I have a bot that uses a variation on this. It uses two large wheels in
back, each driven off it's own motor and the front wheel is a simple
swiveling caster. It's easy to control by varying the relationship of
the drive to the right and left wheel motors, it is very maneuverable.
Ok I think I will go with the differential system, Yes I have two motors so
how would you make that, I will just use the front wheel as a castor for
balance, Why would I need a micro-controller?
I forgot to say why, sorry about that.
I mentioned a microcontroller because you need something to be used as the
brains of your robot. It doesn't *have* to be a
microcontroller, I just assumed that was the best solution because I assumed
your bot is small - say less than 1 square foot of
space to mount various components on.
One alternative - and I have done this for development purposes - is to tether
your robot with a cable to a PC and control it
directly from your PC instead of using a microcontroller onboard the bot
itself. But even so, many speed controllers are designed
to work with pulses and/or other signals that are easily downloaded to a
microcontroller from a PC.
It all depends on what you want your bot to do. A good start is to just have it
follow along a wall using whatever sensors you want
to start with. Some bots use "whiskers" to feel along the wall; some use
infrared sensors to measure the distance; others use sonar
to measure the distance. Once you get comfortable getting your robot to do
things like that, you can move on to more complicated
tasks such as finding a beacon, navigating with vision, etc.
If you can post some description of what you want your bot to do I am sure
people on this newsgroup will be glad to provide more
assistance and guidance.
You might still need one; or you might not. It all depends on exactly what you
want the robot to do. I'd say you need to outline
that first and then we all can help you more on this newsgroup.
Good luck !
You don't *need* a microcontroller if you're using regular DC motors
(and not R/C servo motors) for the drives. You can hook up wired
switches as a test. This lets you "drive" the robot around the room with
only you controlling it. You need double pole, double throw switches
with a center off position for this. Use Google to look up how to wire
up these kinds of switches to a motor, or look on page 256 of the Second
Edition of my book, Robot Builder's Bonanza for a picture.
(Go to Amazon.com here: (Amazon.com product link shortened) />/,
click the Search Inside This Book link, type in "dpdt" -- no quotes --
as the search string, then find the lnk to page 256.)
When you tired of manual control you can use whatever control circuit
you want, which may indeed include a microcontroller. You will, of
course, also need a motor driver circuit, which provides the current
needed to operate the motors.
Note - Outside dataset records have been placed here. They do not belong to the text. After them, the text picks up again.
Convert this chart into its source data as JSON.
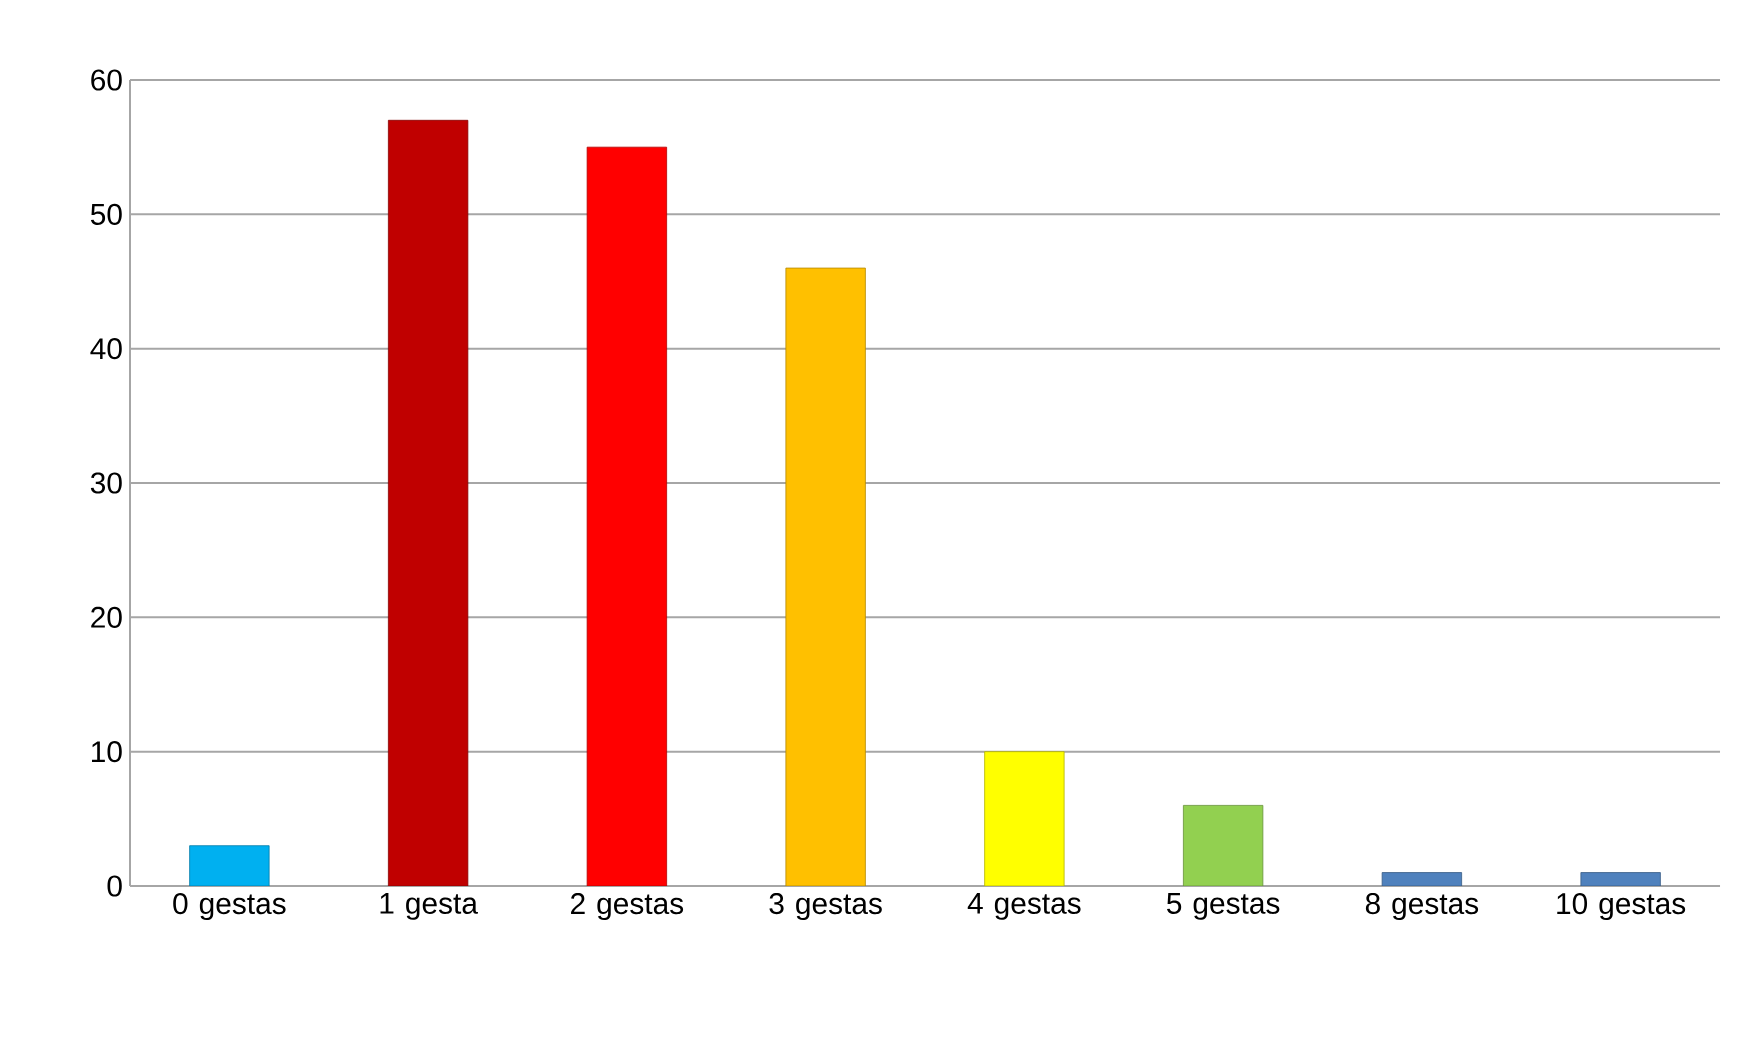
{
  "chart_data": {
    "type": "bar",
    "categories": [
      "0 gestas",
      "1 gesta",
      "2 gestas",
      "3 gestas",
      "4 gestas",
      "5 gestas",
      "8 gestas",
      "10 gestas"
    ],
    "values": [
      3,
      57,
      55,
      46,
      10,
      6,
      1,
      1
    ],
    "colors": [
      "#00b0f0",
      "#c00000",
      "#ff0000",
      "#ffc000",
      "#ffff00",
      "#92d050",
      "#4f81bd",
      "#4f81bd"
    ],
    "ylim": [
      0,
      60
    ],
    "yticks": [
      0,
      10,
      20,
      30,
      40,
      50,
      60
    ],
    "grid": "y"
  }
}
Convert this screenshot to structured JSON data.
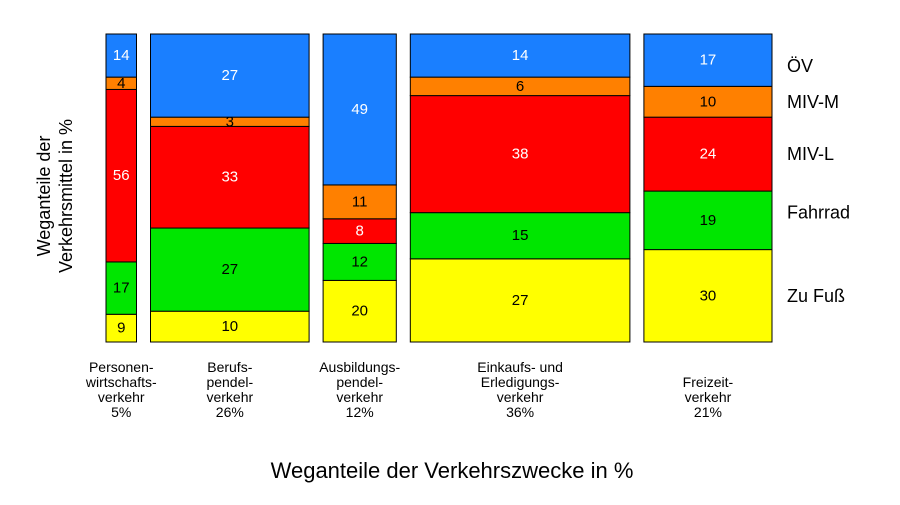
{
  "chart_data": {
    "type": "bar",
    "subtype": "marimekko-stacked-100",
    "xlabel": "Weganteile der Verkehrszwecke in %",
    "ylabel_lines": [
      "Weganteile der",
      "Verkehrsmittel in %"
    ],
    "ylim": [
      0,
      100
    ],
    "grid": false,
    "legend_position": "right",
    "series": [
      {
        "name": "Zu Fuß",
        "color": "#ffff00",
        "label_color": "#000000"
      },
      {
        "name": "Fahrrad",
        "color": "#00e600",
        "label_color": "#000000"
      },
      {
        "name": "MIV-L",
        "color": "#ff0000",
        "label_color": "#ffffff"
      },
      {
        "name": "MIV-M",
        "color": "#ff8000",
        "label_color": "#000000"
      },
      {
        "name": "ÖV",
        "color": "#1a7fff",
        "label_color": "#ffffff"
      }
    ],
    "categories": [
      {
        "label_lines": [
          "Personen-",
          "wirtschafts-",
          "verkehr",
          "5%"
        ],
        "width_share": 5,
        "values": [
          9,
          17,
          56,
          4,
          14
        ]
      },
      {
        "label_lines": [
          "Berufs-",
          "pendel-",
          "verkehr",
          "26%"
        ],
        "width_share": 26,
        "values": [
          10,
          27,
          33,
          3,
          27
        ]
      },
      {
        "label_lines": [
          "Ausbildungs-",
          "pendel-",
          "verkehr",
          "12%"
        ],
        "width_share": 12,
        "values": [
          20,
          12,
          8,
          11,
          49
        ]
      },
      {
        "label_lines": [
          "Einkaufs- und",
          "Erledigungs-",
          "verkehr",
          "36%"
        ],
        "width_share": 36,
        "values": [
          27,
          15,
          38,
          6,
          14
        ]
      },
      {
        "label_lines": [
          "Freizeit-",
          "verkehr",
          "21%"
        ],
        "width_share": 21,
        "values": [
          30,
          19,
          24,
          10,
          17
        ]
      }
    ]
  }
}
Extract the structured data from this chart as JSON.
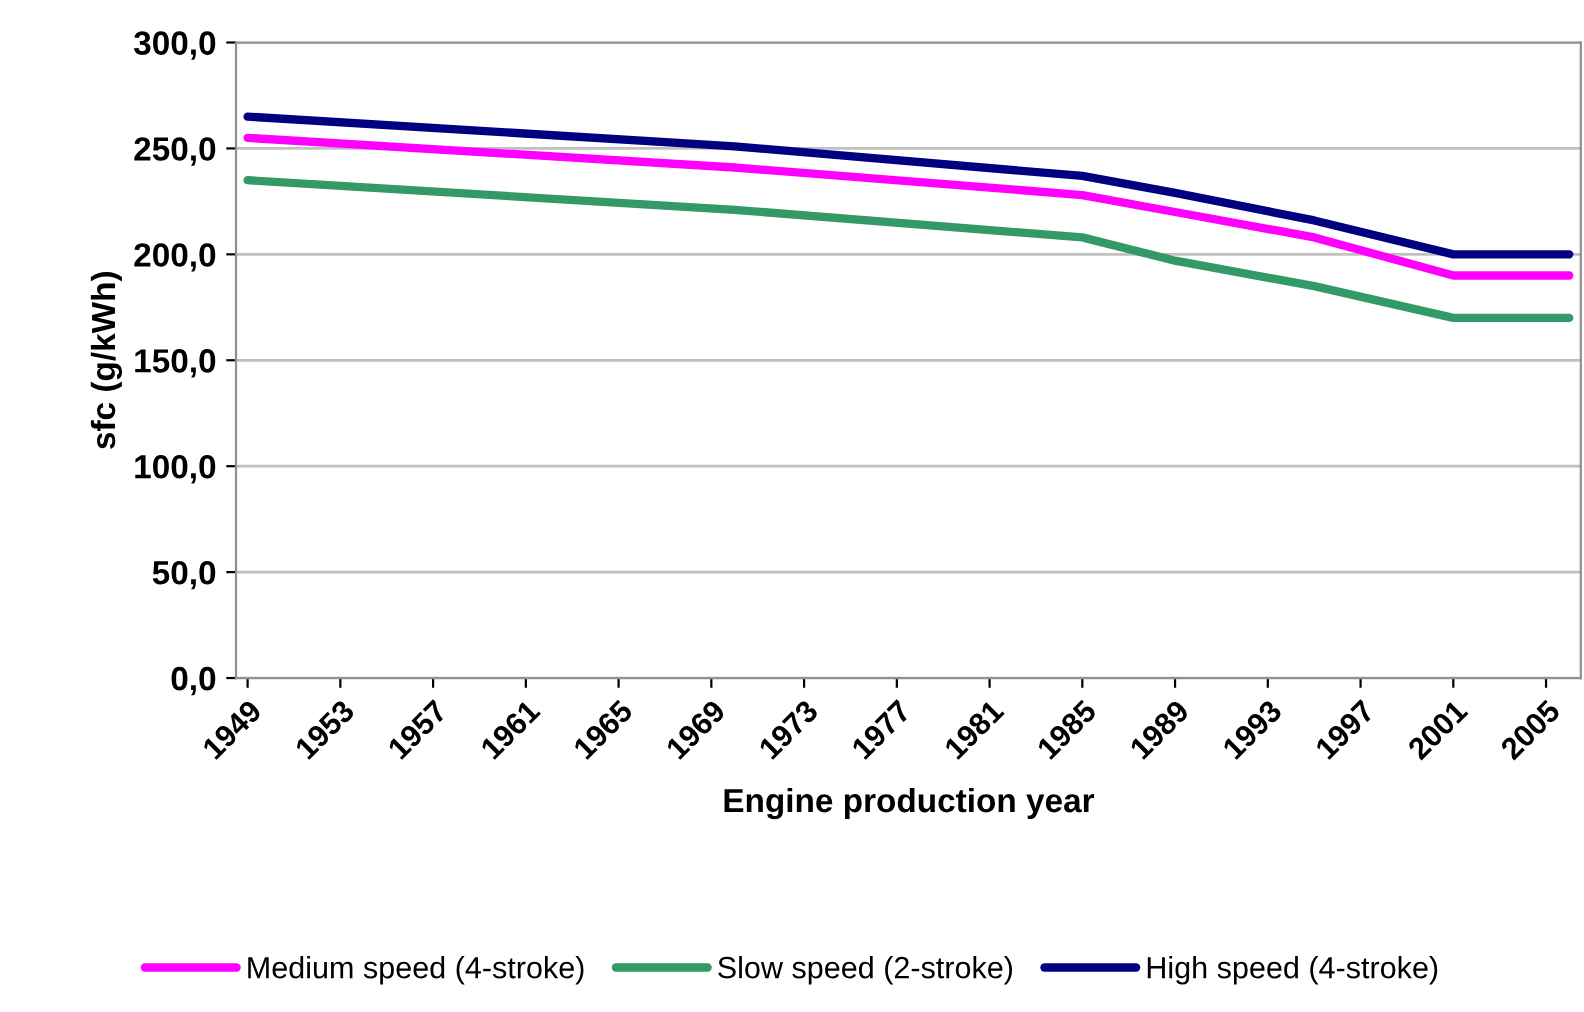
{
  "chart_data": {
    "type": "line",
    "xlabel": "Engine production year",
    "ylabel": "sfc (g/kWh)",
    "xlim": [
      1948.5,
      2006.5
    ],
    "xticks": [
      1949,
      1953,
      1957,
      1961,
      1965,
      1969,
      1973,
      1977,
      1981,
      1985,
      1989,
      1993,
      1997,
      2001,
      2005
    ],
    "ylim": [
      0,
      300
    ],
    "yticks": [
      {
        "value": 0,
        "label": "0,0"
      },
      {
        "value": 50,
        "label": "50,0"
      },
      {
        "value": 100,
        "label": "100,0"
      },
      {
        "value": 150,
        "label": "150,0"
      },
      {
        "value": 200,
        "label": "200,0"
      },
      {
        "value": 250,
        "label": "250,0"
      },
      {
        "value": 300,
        "label": "300,0"
      }
    ],
    "grid": "y",
    "legend": "bottom",
    "marker": "none",
    "line_style": "solid",
    "x": [
      1949,
      1970,
      1985,
      1989,
      1995,
      2001,
      2006
    ],
    "series": [
      {
        "name": "Medium speed (4-stroke)",
        "color": "#ff00ff",
        "values": [
          255,
          241,
          228,
          220,
          208,
          190,
          190
        ]
      },
      {
        "name": "Slow speed (2-stroke)",
        "color": "#339966",
        "values": [
          235,
          221,
          208,
          197,
          185,
          170,
          170
        ]
      },
      {
        "name": "High speed (4-stroke)",
        "color": "#000080",
        "values": [
          265,
          251,
          237,
          229,
          216,
          200,
          200
        ]
      }
    ]
  }
}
But worry about that after you get the
You don't need a micro-controller for the RC car that you mentioned in
another post. The micro-switch arrangement mentioned by Gordon will be
usable if your vehicle is not too fast. Another way to do this is to use
a pair of reversable speed controls for RC cars and an aircraft radio
with elevon mixing capability. Another possibility is a dual channel,
mixing speed control like the Roboteq one, but it will be more money.